Why Fee-Based Financial Advisors Warn Against Short-Term Investing Focus

Why Fee-Based Financial Advisors Warn Against Short-Term Investing Focus


In the intricate world of investing, fee-based financial advisors consistently caution against the allure of short-term market gains, suggesting instead a steadfast focus on long-term investment strategies. The argument that while the volatility of stock market returns can be tempting over short periods, historically, the methodology of long-term investments, advocated by certified financial planners and independent financial advisors alike, has shown to almost always outperform the market when compared to strategies that attempt to time investments.

Delving further into the principles of long-term investing, fee-only financial planners and independent financial advisors in Hong Kong underline the importance of patience and diversification. Such strategies not only safeguard against market volatility but also align with the financial goals of individuals, ensuring a more secure financial future.

As the financial landscape continues to evolve, the role of a financial planner in Hong Kong and elsewhere becomes increasingly crucial, guiding investors through the noise of short-term market fluctuations and fostering a disciplined approach that focuses on the enduring value of patience and strategic planning


The Allure of Short-Term Gains

Often known as Short-termism, many investors and companies succumb to the allure of short-term gains, prioritising immediate financial returns over sustainable growth, often influenced by shareholder pressures for quick gains.

The fast-paced growth of technology has also played a role in reinforcing short-termism. This cultural shift today prioritises efficiency and convenience, often at the expense of thorough, strategic, and long-term planning. This may lead to a trust crisis and a general lack of purpose.

The prevalence of social media platforms like Twitter and Instagram exemplifies this trend, encouraging brief, to-the-point messages that often lack depth and meaningful engagement with immediate call-to-action such as ‘buy now while stocks last’ messages to unsuspecting individuals causing needless panic.


Consequences of Short-Term Thinking

Immediate financial needs or the strategy to secure profits in a volatile market can trigger the realisation of short-term gains.

Despite the potential for quick profits, short-term investments carry their risks. They may incur higher trading costs and emotional stress due to frequent market fluctuations. Over time, these factors can erode potential gains, making long-term investments a more stable avenue for wealth accumulation.

The structure of incentives for money managers is often based around short-term performance, which further perpetuates short-termism. This focus can detract from achieving sustained growth and long-term value creation for investors, whilst leading to higher transaction costs. When investing, have your long-term goal in mind.

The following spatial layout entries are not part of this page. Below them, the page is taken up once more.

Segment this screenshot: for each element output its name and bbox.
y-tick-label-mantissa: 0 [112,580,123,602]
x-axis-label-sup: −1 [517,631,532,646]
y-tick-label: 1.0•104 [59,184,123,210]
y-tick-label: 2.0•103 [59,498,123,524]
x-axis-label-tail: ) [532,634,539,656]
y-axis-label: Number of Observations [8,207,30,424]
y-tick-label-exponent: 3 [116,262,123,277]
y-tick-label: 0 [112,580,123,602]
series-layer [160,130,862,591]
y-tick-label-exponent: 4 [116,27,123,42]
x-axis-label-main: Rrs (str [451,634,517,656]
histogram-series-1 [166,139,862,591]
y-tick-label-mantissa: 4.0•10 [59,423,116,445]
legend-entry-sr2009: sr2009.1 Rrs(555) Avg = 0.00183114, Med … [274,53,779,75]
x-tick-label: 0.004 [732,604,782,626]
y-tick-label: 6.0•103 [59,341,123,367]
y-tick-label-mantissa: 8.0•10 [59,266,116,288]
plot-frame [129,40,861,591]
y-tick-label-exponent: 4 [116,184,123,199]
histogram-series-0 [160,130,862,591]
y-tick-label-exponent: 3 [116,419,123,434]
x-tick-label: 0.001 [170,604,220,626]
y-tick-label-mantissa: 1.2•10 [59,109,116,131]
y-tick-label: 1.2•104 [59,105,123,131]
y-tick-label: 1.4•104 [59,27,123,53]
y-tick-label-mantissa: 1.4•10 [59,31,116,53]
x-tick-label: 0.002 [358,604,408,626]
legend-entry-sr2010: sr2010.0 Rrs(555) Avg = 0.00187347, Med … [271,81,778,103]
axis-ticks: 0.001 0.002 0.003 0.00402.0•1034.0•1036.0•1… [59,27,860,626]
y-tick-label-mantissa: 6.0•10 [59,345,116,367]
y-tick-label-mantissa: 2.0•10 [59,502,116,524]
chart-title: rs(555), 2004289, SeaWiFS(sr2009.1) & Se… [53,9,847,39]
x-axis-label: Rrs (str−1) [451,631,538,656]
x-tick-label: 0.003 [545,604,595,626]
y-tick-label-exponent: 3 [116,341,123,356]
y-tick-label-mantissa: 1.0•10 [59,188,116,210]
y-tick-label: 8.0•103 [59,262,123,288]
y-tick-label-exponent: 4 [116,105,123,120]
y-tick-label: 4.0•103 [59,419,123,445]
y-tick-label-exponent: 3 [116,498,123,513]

Moreover, the liquidity and perceived lower risk of short-term investments might seem appealing, but they often result in missed opportunities for significant growth, as seen in long-term investment strategies.


cost of timing the market graph

Used in: Venture Capitalist by Neufeld (2023). “Timing the Market: Why it’s So Hard, in One Chart.”


Balancing Short-Term and Long-Term Objectives

In navigating the complexities of financial planning, individuals and companies must adeptly balance short-term and long-term objectives to achieve sustainable success. This balance requires a clear understanding of one’s financial goals and the corresponding risk tolerance levels.

For instance, short-term financial goals might include immediate plans like saving for a vacation or covering an upcoming expense, necessitating accessible, low-risk financial instruments such as savings accounts. Conversely, long-term goals such as retirement savings demand a more aggressive approach, potentially involving equities or other high-return investments that bear fruit over many years.

Effective financial planning also involves the strategic allocation of resources. A recommended approach is to maintain an emergency fund covering 3-6 months’ worth of expenses in a high-interest account, ensuring liquidity and security. For goals extending beyond three years, the choice of financial instruments should reflect the potential impact on one’s net worth, with a mix of equities and fixed-income products tailored to the timeline and risk profile of the individual.

Fee-only financial planners can help guide you through this process.


The added benefit of having an advisor along the way

Short-termism can be exacerbated by cognitive biases where investors favour immediate rewards over future gains, known as temporal discounting bias.

This is just one of the many biases in behavioural finance which affect the way we invest. Studies have shown that one of the values added to having a financial advisor is that behavioural coaching can add up to 200 basis points in net returns for clients.

Financial advisors play a crucial role in mitigating short-term biases by emphasising the importance of long-term strategies and helping investors stay focused on their long-term financial goals, thus adding significant value beyond mere investment management.

Advisors are critical in navigating these waters, guiding investors beyond the tumult of short-term market fluctuations and toward the horizon of long-term financial goals. The role in highlighting the importance of behavioural theories and the impact of cognitive biases becomes indispensable, grounding investors in strategies that resist the fleeting temptations of the market.